CORRESPONDENCE: M. Demedts, University Hospital Gasthuisberg, Pulmonary Division, Herestraat 49, B-3000, Leuven, Belgium. Fax: 32 16346803

Keywords: classification, death certificates, epidemiology, incidence, prevalence, registration

Epidemiological studies on interstitial lung diseases (ILDs) may be schematically subdivided into the following major types: 1) quantifications of disease, broken down into incidence, prevalence and mortality data; 2) identification of aetiological factors; and 3) clinical epidemiological studies. Epidemiological data may be obtained from different sources or population groups, using different study designs such as systematic national statistics, population-based data and registries, and large case series of specific diseases.
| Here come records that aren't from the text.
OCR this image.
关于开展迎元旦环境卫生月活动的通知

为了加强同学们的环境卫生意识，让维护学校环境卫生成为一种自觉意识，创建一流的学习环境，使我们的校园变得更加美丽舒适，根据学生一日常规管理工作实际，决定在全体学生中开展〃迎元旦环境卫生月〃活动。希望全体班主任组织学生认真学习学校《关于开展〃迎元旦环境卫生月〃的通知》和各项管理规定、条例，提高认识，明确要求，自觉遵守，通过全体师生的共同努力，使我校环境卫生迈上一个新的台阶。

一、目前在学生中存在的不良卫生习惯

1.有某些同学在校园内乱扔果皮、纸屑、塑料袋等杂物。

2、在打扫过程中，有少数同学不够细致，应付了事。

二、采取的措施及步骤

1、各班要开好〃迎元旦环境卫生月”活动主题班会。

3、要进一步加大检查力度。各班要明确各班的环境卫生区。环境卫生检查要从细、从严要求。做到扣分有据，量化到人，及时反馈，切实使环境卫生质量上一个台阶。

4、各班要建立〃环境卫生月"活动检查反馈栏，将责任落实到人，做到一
Differences in results between epidemiological studies may be due to real differences in incidence, but may also be due to changes in disease definitions and classifications, differences in the epidemiological design of the studies, or even registration bias.

Comparative epidemiological data of different ILDs are almost limited to the general population study in Bernalillo County and to national mortality statistics, which should be interpreted with great caution. Also, some, mostly national registries of the different ILDs have been carried out by specific medical profession groups (especially pulmonologists), which clearly underestimate the real incidence of ILDs, but in which the comparison of the relative frequencies is probably accurate. Based on all these comparative studies, sarcoidosis and idiopathic pulmonary fibrosis appear to be the most frequent ILDs, followed by hypersensitivity pneumonitis and ILD in collagen vascular disease, when classical pneumoconioses are not included. There is also a relatively large group of nonspecific fibrosis.

Much more data have been published on the epidemiology of specific forms of interstitial lung disease. Most information is available on the epidemiology of sarcoidosis, and those data are probably the most accurate. Data on idiopathic pulmonary fibrosis have the disadvantage of the recent changes in definition and classification of this disease. Hypersensitivity pneumonitis has been studied epidemiologically, especially in some exposure groups such as farmers and pigeon breeders, and in some regions in North America, UK, France and Scandinavia. Estimates of frequencies of interstitial lung disease in collagen vascular disease or of drug-induced interstitial lung disease are less accurate and more variable, depending on diagnostic criteria. Notwithstanding the aforementioned problems, this report tries to provide a balanced overview of the epidemiology of different interstitial lung diseases.